Cambridge CEM now analyses a staggering 43 million data points each year. It is the huge amount of data we gather that gives teachers insight into their students’ abilities and makes our predictions so powerful. It is these predictions that help teachers set ambitious but realistic goals and then create the customised learning pathways to lead to improved outcomes.
Looking ahead, Artificial Intelligence (AI) is expected to play an even more prominent role in the future development of baseline assessments. But will AI become central to the day-to-day routines and processes of teaching and learning?
AI certainly offers many opportunities but should be pursued alongside ethical considerations.
One area of advancement in AI in assessment is around identification and prediction of misconceptions.
Nick Raikes, Director of Data Science at Cambridge University Press & Assessment, explains, “If we ask teachers to label common misconceptions or mistakes in a sample of answers, we might be able to train a model to recognise these so that it could give useful feedback to students attempting the question in future.

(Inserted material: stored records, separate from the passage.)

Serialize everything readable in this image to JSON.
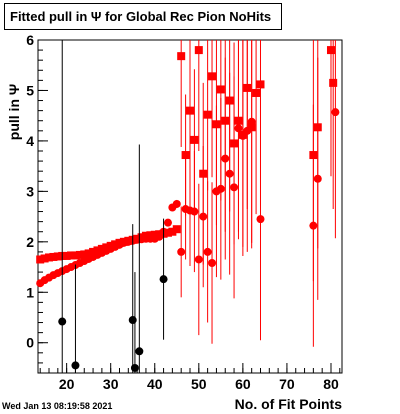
{
  "title": "Fitted pull in  Ψ  for Global Rec Pion NoHits",
  "timestamp": "Wed Jan 13 08:19:58 2021",
  "chart_data": {
    "type": "scatter",
    "title": "Fitted pull in  Ψ  for Global Rec Pion NoHits",
    "xlabel": "No. of Fit Points",
    "ylabel": "pull in  Ψ",
    "xlim": [
      13.5,
      82.5
    ],
    "ylim": [
      -0.6,
      6.0
    ],
    "x_ticks": [
      20,
      30,
      40,
      50,
      60,
      70,
      80
    ],
    "y_ticks": [
      0,
      1,
      2,
      3,
      4,
      5,
      6
    ],
    "colors": {
      "red": "#ff0000",
      "black": "#000000",
      "frame": "#000000"
    },
    "series": [
      {
        "marker": "square",
        "color": "#ff0000",
        "points": [
          [
            14,
            1.65,
            0.03
          ],
          [
            15,
            1.67,
            0.03
          ],
          [
            16,
            1.69,
            0.03
          ],
          [
            17,
            1.7,
            0.03
          ],
          [
            18,
            1.71,
            0.03
          ],
          [
            19,
            1.72,
            0.03
          ],
          [
            20,
            1.72,
            0.03
          ],
          [
            21,
            1.73,
            0.03
          ],
          [
            22,
            1.73,
            0.03
          ],
          [
            23,
            1.74,
            0.03
          ],
          [
            24,
            1.75,
            0.03
          ],
          [
            25,
            1.77,
            0.03
          ],
          [
            26,
            1.8,
            0.03
          ],
          [
            27,
            1.83,
            0.03
          ],
          [
            28,
            1.86,
            0.03
          ],
          [
            29,
            1.89,
            0.03
          ],
          [
            30,
            1.92,
            0.03
          ],
          [
            31,
            1.95,
            0.03
          ],
          [
            32,
            1.98,
            0.03
          ],
          [
            33,
            2.0,
            0.03
          ],
          [
            34,
            2.02,
            0.03
          ],
          [
            35,
            2.04,
            0.03
          ],
          [
            36,
            2.06,
            0.03
          ],
          [
            37,
            2.09,
            0.03
          ],
          [
            38,
            2.12,
            0.03
          ],
          [
            39,
            2.13,
            0.03
          ],
          [
            40,
            2.14,
            0.03
          ],
          [
            41,
            2.15,
            0.03
          ],
          [
            42,
            2.16,
            0.03
          ],
          [
            43,
            2.18,
            0.03
          ],
          [
            44,
            2.2,
            0.04
          ],
          [
            45,
            2.25,
            0.06
          ],
          [
            46,
            5.68,
            1.8
          ],
          [
            47,
            3.72,
            1.2
          ],
          [
            48,
            4.6,
            1.5
          ],
          [
            49,
            4.02,
            1.4
          ],
          [
            50,
            5.8,
            2.0
          ],
          [
            51,
            3.35,
            1.8
          ],
          [
            52,
            4.52,
            1.5
          ],
          [
            53,
            5.28,
            2.0
          ],
          [
            54,
            4.33,
            2.0
          ],
          [
            55,
            5.02,
            2.2
          ],
          [
            56,
            4.4,
            2.2
          ],
          [
            57,
            4.8,
            2.2
          ],
          [
            58,
            3.95,
            2.0
          ],
          [
            59,
            4.4,
            2.2
          ],
          [
            60,
            4.12,
            2.4
          ],
          [
            61,
            5.05,
            2.4
          ],
          [
            62,
            4.27,
            2.4
          ],
          [
            63,
            4.95,
            2.4
          ],
          [
            64,
            5.12,
            2.4
          ],
          [
            76,
            3.72,
            2.5
          ],
          [
            77,
            4.27,
            2.4
          ],
          [
            80,
            5.8,
            2.5
          ],
          [
            80.5,
            5.15,
            2.5
          ]
        ]
      },
      {
        "marker": "circle",
        "color": "#ff0000",
        "points": [
          [
            14,
            1.18,
            0.03
          ],
          [
            15,
            1.24,
            0.03
          ],
          [
            16,
            1.29,
            0.03
          ],
          [
            17,
            1.34,
            0.03
          ],
          [
            18,
            1.38,
            0.03
          ],
          [
            19,
            1.42,
            0.03
          ],
          [
            20,
            1.46,
            0.03
          ],
          [
            21,
            1.5,
            0.03
          ],
          [
            22,
            1.54,
            0.03
          ],
          [
            23,
            1.58,
            0.03
          ],
          [
            24,
            1.62,
            0.03
          ],
          [
            25,
            1.66,
            0.03
          ],
          [
            26,
            1.7,
            0.03
          ],
          [
            27,
            1.74,
            0.03
          ],
          [
            28,
            1.78,
            0.03
          ],
          [
            29,
            1.82,
            0.03
          ],
          [
            30,
            1.86,
            0.03
          ],
          [
            31,
            1.9,
            0.03
          ],
          [
            32,
            1.94,
            0.03
          ],
          [
            33,
            1.98,
            0.03
          ],
          [
            34,
            2.0,
            0.03
          ],
          [
            35,
            2.02,
            0.03
          ],
          [
            36,
            2.04,
            0.03
          ],
          [
            37,
            2.05,
            0.03
          ],
          [
            38,
            2.06,
            0.03
          ],
          [
            39,
            2.06,
            0.03
          ],
          [
            40,
            2.06,
            0.03
          ],
          [
            41,
            2.1,
            0.03
          ],
          [
            42,
            2.2,
            0.04
          ],
          [
            43,
            2.38,
            0.05
          ],
          [
            44,
            2.68,
            0.06
          ],
          [
            45,
            2.75,
            0.08
          ],
          [
            46,
            1.8,
            0.9
          ],
          [
            47,
            2.65,
            1.0
          ],
          [
            48,
            2.62,
            1.1
          ],
          [
            49,
            2.6,
            1.2
          ],
          [
            50,
            1.65,
            1.5
          ],
          [
            51,
            2.5,
            1.4
          ],
          [
            52,
            1.8,
            1.4
          ],
          [
            53,
            1.58,
            1.6
          ],
          [
            54,
            3.0,
            1.7
          ],
          [
            55,
            3.05,
            1.8
          ],
          [
            56,
            3.65,
            2.0
          ],
          [
            57,
            3.35,
            2.0
          ],
          [
            58,
            3.08,
            2.2
          ],
          [
            59,
            4.25,
            2.2
          ],
          [
            60,
            4.1,
            2.2
          ],
          [
            61,
            4.2,
            2.4
          ],
          [
            62,
            4.38,
            2.4
          ],
          [
            64,
            2.45,
            2.4
          ],
          [
            76,
            2.32,
            2.4
          ],
          [
            77,
            3.25,
            2.4
          ],
          [
            81,
            4.57,
            2.5
          ]
        ]
      },
      {
        "marker": "circle",
        "color": "#000000",
        "points": [
          [
            19,
            0.42,
            6.0
          ],
          [
            22,
            -0.45,
            2.0
          ],
          [
            35,
            0.45,
            1.9
          ],
          [
            35.5,
            -0.5,
            1.9
          ],
          [
            36.5,
            -0.17,
            4.1
          ],
          [
            42,
            1.26,
            1.2
          ]
        ]
      }
    ]
  }
}
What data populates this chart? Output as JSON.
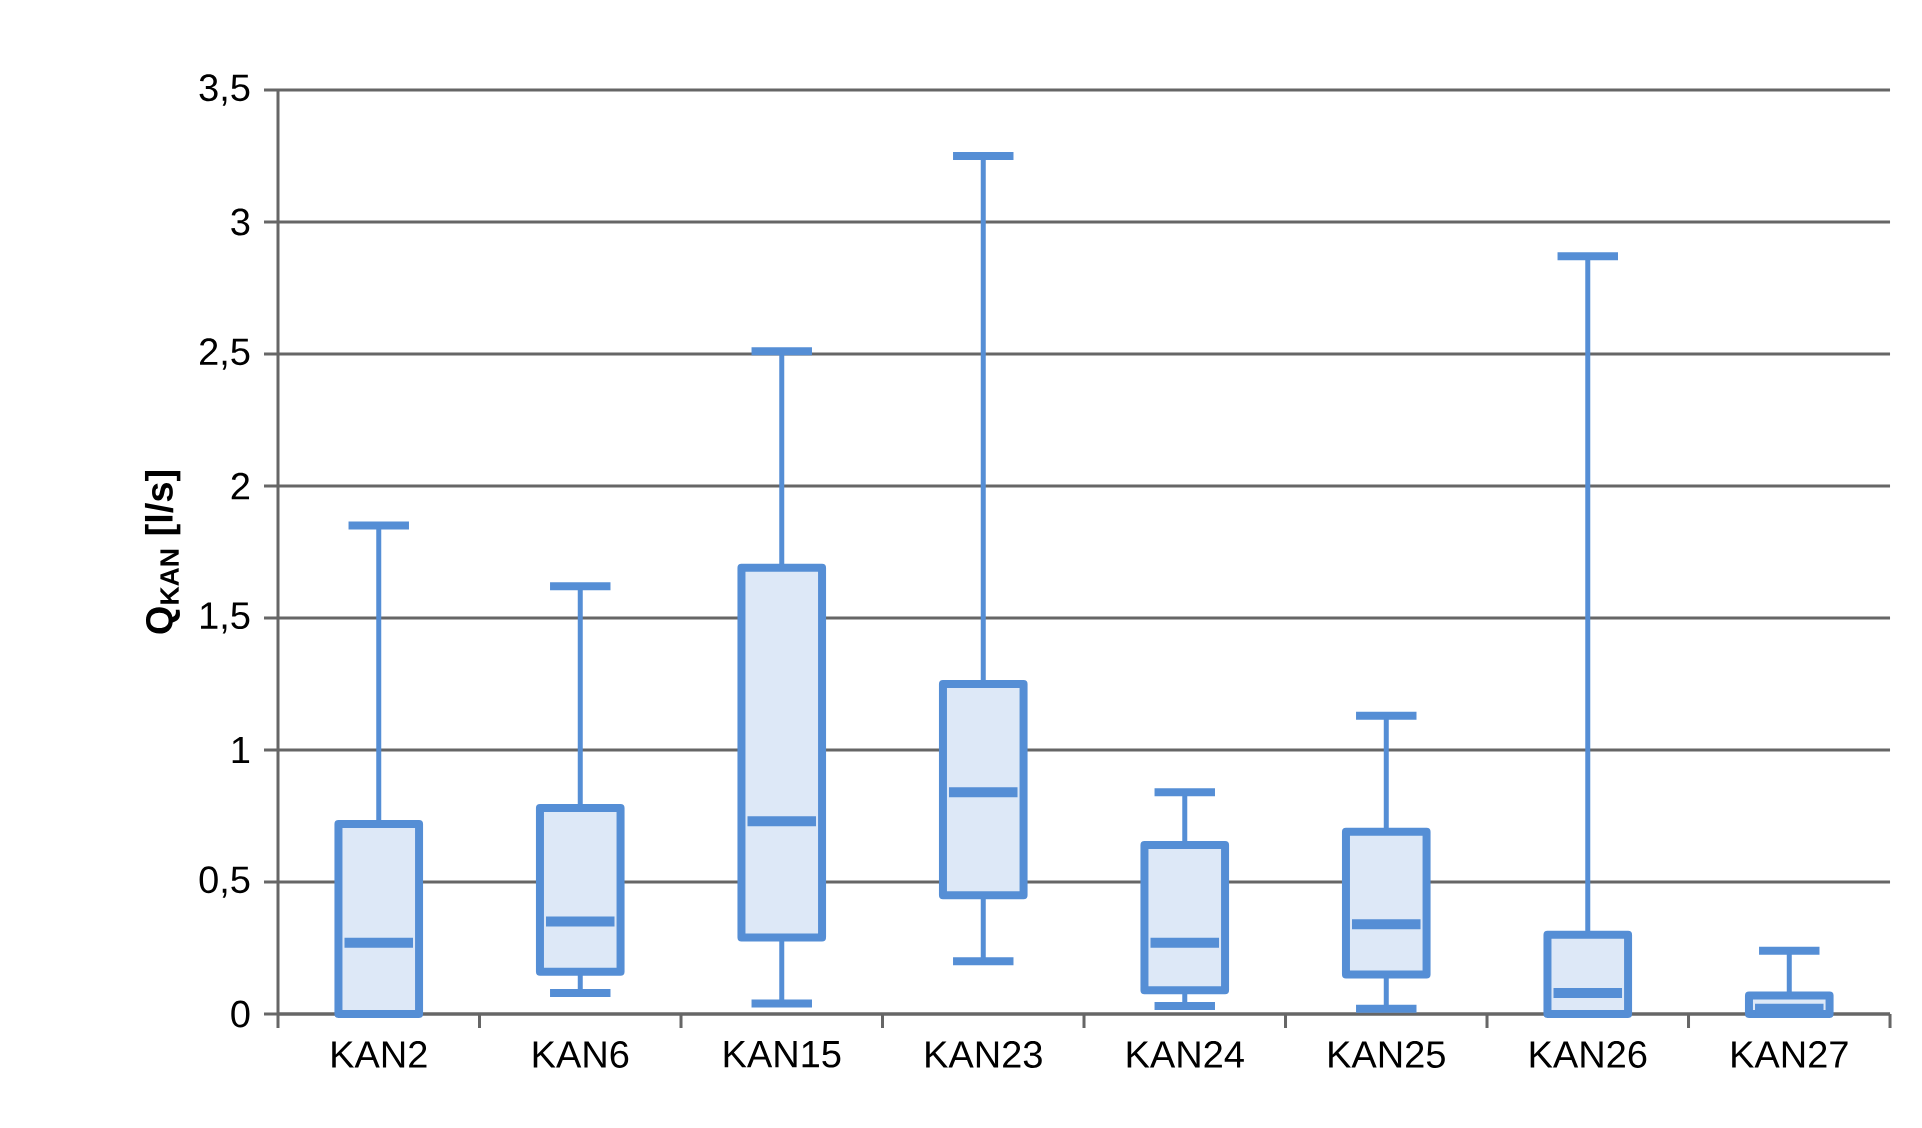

Machine learning requires quite a lot of training data, though…”
This development in AI could expand our ability to not only assess knowledge and skills but also to identify misconceptions, identify the stage of misconception, predict when mistakes might happen, develop adaptive learning plans, and provide highly specific, immediate, and effective feedback and reasoning about students’ knowledge states.
“Cambridge CEM’s combination of research expertise, data-driven insights and excellence in delivering new technologies means it makes a real difference to educational progress in schools around the world."
Another area in the evolution of assessment may lie in the creation of holistic assessments, which can offer teachers a comprehensive cognitive, non-cognitive and meta-cognitive profile of their students.
Might AI help teachers to identify and measure the specific processes that matter most to better performance for all students across the whole ability spectrum?
Imagine AI-led assessment development that aligns and cross-pollinates the disciplines of psychology, curriculum, psychometrics, and technology which help to analyse students’ motivation, beliefs about learning, their attitudes to themselves and others, their approaches to learning and the varying psychological constructs that explain the variance in achievement.
Imagine an accurate, large-scale, cost-effective, time-saving pathway for truly personalised learning that gives primacy to the role of the educator and enhances the human experience of schooling.
Peter Phillips, Chief Executive of Cambridge University Press & Assessment, said: “We are proud of what Cambridge CEM has helped teachers and students to achieve, and excited about its future. Cambridge CEM’s combination of research expertise, data-driven insights and excellence in delivering new technologies means it makes a real difference to educational progress in schools around the world.”
After 40 years of assessment development, Cambridge CEM’s aims remain unchanged – to continue our commitment to harnessing the best technological solutions, to support teachers and create tools that generate insights and facilitate data-driven decision-making.